Citigroup was expected to record earnings per share of 96 cents on revenue of $18.7 billion.
Like its rivals in the industry, Citigroup is grappling with sluggish growth in the United States.
Under the leadership of Vikram S. Pandit, its chief executive, the bank has worked to sharply reduce the bank’s expenses and credit losses. “Our core businesses showed momentum during the quarter as we increased lending and generated higher operating revenues,” Mr. Pandit said in a statement.
Along with Bank of America, Citigroup was among the banks most crippled by the financial crisis of 2008. Mr. Pandit has vowed to restore the bank to profitability, in part by shedding more troubled assets.
Citigroup is still trying to work through the glut of bad assets it holds in its Citi Holdings Unit.
Increasingly, a large share of the company’s earnings stem from its consumer banking unit in North America, which includes mortgage lending.
John C. Gerspach, the bank’s chief financial officer, emphasized in a conference call on Monday that Citigroup was able to successfully grow across its “core businesses.”
While Citigroup did not get the same help from mortgages as rivals like JPMorgan Chase and Wells Fargo, which reported robust profits on Friday from a refinancing frenzy, the bank reported an 18 percent increase in profit in its North American banking segment, in part because of mortgage lending. Even though mortgage originations were down, revenue in the unit was up, in part as a result of widening spreads on the loans. Mr. Gerspach suggested the bank could have been more nimble by increasing staffing to handle the burst in refinancing activity.
On Friday, JPMorgan’s chief executive, Jamie Dimon, pointed to robust growth in its mortgage banking unit, sounding an optimistic note on the housing market.
“We believe the housing market has turned the corner,” Mr. Dimon said.
Mr. Gerspach, however, struck a more cautious tone. “There is still a question, clearly in my mind, as to whether we have a strong enough economy to support the housing market,” he said.
The bright spot for Citigroup on Monday was a 67 percent increase in profit from its securities and banking unit, as the bank benefited from revived capital market activity.
“We continue to gain market share in investment banking,” Mr. Gerspach said. He pointed to “improved market share in every investment product.”

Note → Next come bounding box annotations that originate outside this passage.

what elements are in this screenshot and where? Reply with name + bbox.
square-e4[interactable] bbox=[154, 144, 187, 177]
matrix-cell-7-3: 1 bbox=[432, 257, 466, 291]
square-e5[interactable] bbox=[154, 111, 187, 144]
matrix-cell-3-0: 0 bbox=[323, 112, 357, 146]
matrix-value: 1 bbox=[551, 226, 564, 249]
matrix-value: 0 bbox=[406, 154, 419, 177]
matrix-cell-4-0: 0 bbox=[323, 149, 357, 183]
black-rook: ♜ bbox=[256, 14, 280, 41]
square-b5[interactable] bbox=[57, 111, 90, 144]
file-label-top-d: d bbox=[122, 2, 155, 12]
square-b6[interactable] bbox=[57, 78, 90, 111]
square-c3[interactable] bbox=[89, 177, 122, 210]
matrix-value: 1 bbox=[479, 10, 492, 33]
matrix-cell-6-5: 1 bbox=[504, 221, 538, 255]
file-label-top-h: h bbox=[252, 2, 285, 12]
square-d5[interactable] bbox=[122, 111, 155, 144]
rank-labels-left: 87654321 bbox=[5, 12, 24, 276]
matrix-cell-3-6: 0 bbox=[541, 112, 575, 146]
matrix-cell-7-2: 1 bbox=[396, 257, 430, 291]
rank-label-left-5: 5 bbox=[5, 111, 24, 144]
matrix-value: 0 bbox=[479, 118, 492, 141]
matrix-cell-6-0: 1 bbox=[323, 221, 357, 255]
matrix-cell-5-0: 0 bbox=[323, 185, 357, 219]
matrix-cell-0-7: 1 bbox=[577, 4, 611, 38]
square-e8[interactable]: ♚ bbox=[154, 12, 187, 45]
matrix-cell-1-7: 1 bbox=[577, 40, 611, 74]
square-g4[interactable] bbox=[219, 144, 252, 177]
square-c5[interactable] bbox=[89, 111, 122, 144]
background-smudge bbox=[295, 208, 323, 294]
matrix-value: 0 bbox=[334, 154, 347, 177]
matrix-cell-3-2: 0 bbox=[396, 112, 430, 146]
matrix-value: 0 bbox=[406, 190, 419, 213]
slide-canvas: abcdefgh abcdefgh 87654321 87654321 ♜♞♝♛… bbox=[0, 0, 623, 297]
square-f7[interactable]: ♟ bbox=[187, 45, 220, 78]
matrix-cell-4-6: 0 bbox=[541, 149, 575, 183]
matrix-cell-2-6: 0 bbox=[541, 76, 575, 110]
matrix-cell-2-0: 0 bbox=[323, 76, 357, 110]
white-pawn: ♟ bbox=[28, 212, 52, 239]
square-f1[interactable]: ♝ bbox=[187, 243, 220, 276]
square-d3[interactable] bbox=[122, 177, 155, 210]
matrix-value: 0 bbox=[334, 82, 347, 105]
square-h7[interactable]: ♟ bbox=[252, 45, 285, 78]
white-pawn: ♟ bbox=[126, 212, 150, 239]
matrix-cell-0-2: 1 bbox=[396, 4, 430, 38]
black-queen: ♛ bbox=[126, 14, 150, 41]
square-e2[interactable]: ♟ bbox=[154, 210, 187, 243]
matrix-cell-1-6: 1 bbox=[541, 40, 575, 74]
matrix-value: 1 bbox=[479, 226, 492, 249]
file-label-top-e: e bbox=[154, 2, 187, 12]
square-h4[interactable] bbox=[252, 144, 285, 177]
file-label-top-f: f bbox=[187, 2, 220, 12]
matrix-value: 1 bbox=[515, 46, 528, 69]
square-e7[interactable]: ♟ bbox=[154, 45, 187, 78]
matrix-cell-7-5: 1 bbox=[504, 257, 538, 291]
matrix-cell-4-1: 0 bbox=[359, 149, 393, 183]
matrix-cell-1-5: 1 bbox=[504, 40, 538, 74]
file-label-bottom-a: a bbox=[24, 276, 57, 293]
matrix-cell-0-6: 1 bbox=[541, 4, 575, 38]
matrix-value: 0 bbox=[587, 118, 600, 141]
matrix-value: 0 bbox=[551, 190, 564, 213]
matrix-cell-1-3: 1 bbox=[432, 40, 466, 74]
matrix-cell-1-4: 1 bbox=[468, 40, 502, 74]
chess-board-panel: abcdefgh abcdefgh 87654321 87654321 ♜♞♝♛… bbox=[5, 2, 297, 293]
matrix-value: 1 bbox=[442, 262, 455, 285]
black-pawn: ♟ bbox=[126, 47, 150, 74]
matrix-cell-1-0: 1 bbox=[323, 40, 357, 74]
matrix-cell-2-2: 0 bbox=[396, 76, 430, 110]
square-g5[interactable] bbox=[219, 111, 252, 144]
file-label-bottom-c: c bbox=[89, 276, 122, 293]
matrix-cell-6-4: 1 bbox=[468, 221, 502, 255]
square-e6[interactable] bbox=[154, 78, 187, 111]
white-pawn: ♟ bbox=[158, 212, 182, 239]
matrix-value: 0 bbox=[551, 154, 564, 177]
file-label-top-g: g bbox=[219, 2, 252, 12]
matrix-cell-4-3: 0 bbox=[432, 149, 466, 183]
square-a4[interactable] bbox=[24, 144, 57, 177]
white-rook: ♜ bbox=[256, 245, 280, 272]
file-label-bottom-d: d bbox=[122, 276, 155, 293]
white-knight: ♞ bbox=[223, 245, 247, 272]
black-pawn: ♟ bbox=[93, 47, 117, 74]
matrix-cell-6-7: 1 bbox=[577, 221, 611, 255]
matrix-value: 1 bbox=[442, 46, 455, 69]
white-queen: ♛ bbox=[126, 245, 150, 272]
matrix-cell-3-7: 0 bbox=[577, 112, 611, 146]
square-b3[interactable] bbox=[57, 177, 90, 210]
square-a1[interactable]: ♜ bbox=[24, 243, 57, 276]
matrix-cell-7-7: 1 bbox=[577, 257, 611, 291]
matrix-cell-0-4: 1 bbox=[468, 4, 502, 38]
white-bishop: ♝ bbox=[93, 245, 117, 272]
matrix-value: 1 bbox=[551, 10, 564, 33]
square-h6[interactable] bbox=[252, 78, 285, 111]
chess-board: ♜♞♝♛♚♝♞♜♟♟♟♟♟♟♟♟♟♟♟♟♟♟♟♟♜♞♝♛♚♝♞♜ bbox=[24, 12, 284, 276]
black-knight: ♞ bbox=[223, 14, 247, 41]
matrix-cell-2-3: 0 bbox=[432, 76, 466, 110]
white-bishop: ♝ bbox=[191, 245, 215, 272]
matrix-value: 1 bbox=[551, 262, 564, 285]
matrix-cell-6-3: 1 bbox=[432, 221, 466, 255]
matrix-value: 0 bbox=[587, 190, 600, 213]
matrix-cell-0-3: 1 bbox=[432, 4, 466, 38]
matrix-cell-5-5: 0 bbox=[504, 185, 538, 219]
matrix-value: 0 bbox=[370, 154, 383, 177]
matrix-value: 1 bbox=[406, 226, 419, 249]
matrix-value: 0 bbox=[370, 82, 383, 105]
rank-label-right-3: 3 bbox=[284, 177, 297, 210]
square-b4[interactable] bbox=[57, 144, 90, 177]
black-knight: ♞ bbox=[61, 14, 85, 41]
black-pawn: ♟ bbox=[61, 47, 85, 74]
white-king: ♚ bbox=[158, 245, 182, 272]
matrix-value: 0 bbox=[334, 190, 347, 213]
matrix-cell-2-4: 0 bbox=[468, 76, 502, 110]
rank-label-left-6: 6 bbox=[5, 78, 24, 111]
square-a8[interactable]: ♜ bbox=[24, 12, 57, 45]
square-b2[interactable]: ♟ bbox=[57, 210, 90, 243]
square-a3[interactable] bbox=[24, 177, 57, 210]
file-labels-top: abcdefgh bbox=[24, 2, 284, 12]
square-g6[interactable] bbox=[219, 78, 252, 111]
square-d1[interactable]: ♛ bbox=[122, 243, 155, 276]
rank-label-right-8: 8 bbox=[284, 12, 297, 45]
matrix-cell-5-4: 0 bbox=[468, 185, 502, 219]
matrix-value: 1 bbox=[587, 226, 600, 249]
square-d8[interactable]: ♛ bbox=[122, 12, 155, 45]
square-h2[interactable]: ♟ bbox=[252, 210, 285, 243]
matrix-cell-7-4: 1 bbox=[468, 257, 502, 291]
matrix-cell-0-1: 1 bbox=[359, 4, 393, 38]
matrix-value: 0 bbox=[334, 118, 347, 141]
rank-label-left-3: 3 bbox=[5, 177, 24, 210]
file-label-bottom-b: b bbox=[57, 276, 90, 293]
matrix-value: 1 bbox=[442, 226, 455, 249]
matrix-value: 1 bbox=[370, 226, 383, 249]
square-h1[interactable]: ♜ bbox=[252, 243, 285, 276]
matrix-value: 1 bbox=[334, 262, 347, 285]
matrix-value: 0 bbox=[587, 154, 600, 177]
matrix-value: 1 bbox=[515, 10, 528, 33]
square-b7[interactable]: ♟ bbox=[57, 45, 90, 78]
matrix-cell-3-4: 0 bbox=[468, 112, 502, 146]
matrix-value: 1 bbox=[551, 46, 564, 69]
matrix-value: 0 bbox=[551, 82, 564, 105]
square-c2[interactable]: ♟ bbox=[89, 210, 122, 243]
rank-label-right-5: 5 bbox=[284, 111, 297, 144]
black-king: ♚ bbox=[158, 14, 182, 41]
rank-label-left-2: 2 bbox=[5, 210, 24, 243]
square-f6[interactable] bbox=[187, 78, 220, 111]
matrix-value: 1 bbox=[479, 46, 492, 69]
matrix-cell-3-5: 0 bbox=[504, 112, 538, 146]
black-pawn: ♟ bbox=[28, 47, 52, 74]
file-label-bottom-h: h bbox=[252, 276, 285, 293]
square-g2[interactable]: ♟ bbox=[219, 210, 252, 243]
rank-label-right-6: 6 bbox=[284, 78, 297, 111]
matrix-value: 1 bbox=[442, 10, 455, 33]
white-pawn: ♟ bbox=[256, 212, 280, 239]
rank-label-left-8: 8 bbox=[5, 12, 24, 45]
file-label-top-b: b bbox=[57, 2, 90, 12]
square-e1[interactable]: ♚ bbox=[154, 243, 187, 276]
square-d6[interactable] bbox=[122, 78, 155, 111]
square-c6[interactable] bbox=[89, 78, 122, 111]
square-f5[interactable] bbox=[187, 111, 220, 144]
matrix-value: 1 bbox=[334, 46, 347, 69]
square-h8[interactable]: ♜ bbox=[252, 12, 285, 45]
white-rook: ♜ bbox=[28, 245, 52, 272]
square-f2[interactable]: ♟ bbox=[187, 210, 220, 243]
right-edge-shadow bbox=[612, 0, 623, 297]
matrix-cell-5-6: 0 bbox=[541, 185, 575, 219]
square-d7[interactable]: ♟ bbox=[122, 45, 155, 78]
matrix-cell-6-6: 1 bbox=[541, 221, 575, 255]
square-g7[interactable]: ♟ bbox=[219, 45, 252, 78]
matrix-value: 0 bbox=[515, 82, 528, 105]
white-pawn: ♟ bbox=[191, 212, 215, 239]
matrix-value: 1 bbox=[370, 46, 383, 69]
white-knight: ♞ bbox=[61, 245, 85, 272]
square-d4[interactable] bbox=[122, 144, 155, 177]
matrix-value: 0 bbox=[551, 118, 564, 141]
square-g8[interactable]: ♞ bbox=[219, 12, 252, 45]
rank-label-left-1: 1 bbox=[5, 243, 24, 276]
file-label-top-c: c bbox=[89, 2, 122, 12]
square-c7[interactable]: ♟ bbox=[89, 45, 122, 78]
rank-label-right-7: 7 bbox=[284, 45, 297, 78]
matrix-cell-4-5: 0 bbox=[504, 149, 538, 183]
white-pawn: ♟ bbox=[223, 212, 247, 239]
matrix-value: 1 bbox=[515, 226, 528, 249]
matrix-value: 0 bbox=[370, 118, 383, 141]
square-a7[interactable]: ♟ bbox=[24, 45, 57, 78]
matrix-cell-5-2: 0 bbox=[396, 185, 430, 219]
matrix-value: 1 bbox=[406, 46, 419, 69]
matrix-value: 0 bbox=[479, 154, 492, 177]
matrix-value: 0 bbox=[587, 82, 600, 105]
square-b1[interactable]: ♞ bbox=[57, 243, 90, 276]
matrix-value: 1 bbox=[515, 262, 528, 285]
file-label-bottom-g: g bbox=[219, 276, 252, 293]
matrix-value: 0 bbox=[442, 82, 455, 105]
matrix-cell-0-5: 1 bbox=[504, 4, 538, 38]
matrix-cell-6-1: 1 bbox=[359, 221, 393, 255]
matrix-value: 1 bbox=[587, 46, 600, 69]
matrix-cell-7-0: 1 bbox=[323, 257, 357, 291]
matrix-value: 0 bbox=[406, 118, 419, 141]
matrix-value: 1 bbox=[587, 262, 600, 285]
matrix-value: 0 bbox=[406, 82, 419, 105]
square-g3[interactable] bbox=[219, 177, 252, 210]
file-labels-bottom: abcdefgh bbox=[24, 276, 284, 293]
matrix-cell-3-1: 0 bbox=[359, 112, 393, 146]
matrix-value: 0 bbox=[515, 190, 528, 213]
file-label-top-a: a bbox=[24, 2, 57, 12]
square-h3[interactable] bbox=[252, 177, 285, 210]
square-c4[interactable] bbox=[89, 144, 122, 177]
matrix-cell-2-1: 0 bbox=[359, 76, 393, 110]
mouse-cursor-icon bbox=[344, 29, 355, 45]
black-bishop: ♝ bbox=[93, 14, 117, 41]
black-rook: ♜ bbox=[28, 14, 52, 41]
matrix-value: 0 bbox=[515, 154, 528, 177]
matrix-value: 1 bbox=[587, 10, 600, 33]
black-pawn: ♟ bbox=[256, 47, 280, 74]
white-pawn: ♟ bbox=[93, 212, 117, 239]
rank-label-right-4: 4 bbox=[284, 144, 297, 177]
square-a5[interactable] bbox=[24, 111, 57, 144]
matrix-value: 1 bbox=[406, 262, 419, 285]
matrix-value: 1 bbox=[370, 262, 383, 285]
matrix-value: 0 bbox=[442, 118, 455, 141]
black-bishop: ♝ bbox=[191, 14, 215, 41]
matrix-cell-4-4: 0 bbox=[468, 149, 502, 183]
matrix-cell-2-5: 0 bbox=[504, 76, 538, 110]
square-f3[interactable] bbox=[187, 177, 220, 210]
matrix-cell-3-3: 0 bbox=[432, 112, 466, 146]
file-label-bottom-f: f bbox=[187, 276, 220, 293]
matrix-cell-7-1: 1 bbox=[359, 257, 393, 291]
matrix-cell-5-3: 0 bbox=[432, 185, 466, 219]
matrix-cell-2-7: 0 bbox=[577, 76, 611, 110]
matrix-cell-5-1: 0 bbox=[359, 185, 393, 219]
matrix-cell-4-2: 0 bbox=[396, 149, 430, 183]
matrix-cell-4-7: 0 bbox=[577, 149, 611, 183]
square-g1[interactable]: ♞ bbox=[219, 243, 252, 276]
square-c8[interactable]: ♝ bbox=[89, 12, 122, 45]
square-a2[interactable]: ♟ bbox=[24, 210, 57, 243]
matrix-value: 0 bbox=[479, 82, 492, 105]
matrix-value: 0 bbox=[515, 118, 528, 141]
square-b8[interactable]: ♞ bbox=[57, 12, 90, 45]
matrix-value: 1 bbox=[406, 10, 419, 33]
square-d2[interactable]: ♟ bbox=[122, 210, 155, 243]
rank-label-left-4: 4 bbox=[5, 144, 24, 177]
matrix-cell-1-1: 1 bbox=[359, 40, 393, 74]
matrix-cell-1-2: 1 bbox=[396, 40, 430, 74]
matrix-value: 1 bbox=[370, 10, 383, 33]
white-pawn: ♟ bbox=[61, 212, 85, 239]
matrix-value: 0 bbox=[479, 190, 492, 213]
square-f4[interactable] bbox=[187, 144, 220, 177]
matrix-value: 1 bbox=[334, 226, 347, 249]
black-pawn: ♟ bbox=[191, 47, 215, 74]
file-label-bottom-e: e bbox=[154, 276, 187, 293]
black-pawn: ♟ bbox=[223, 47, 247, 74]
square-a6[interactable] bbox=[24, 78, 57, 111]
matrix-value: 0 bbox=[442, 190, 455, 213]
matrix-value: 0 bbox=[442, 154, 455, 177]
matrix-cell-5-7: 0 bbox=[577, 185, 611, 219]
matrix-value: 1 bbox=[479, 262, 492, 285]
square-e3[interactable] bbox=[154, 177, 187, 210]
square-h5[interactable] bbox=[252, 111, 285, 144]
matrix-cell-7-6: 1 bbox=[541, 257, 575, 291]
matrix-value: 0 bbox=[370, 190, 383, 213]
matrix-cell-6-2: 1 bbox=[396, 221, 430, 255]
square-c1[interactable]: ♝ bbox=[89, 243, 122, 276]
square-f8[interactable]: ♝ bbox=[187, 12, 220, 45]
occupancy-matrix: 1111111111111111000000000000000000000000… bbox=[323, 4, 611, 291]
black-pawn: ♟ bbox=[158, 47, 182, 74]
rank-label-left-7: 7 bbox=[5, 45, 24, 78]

Outside of the United States, however, some of Citigroup’s results were lackluster. Profit in its international consumer banking unit fell 3 percent, to $862 million, from $885 million in the period a year earlier. With a large international footprint, the bank has positioned itself to benefit from increased lending in Asia and Mexico.
“There is an underlying growth story in the numbers,” Mr. Gerspach said.
Latin America, where Citigroup has positioned much of its hopes for increased profitability, saw some gains. Revenue in the region grew 7 percent, to $2.4 billion. Some of the profit was crimped by reduced loan spreads in Asia.
Across the bank, consumer banking posted revenue gains of 2 percent, to $10.2 billion, from the period a year earlier, while net income in the consumer banking unit increased 18 percent, to $2.2 billion.
Shares of Citigroup were up nearly 3 percent in early trading in New York on Monday.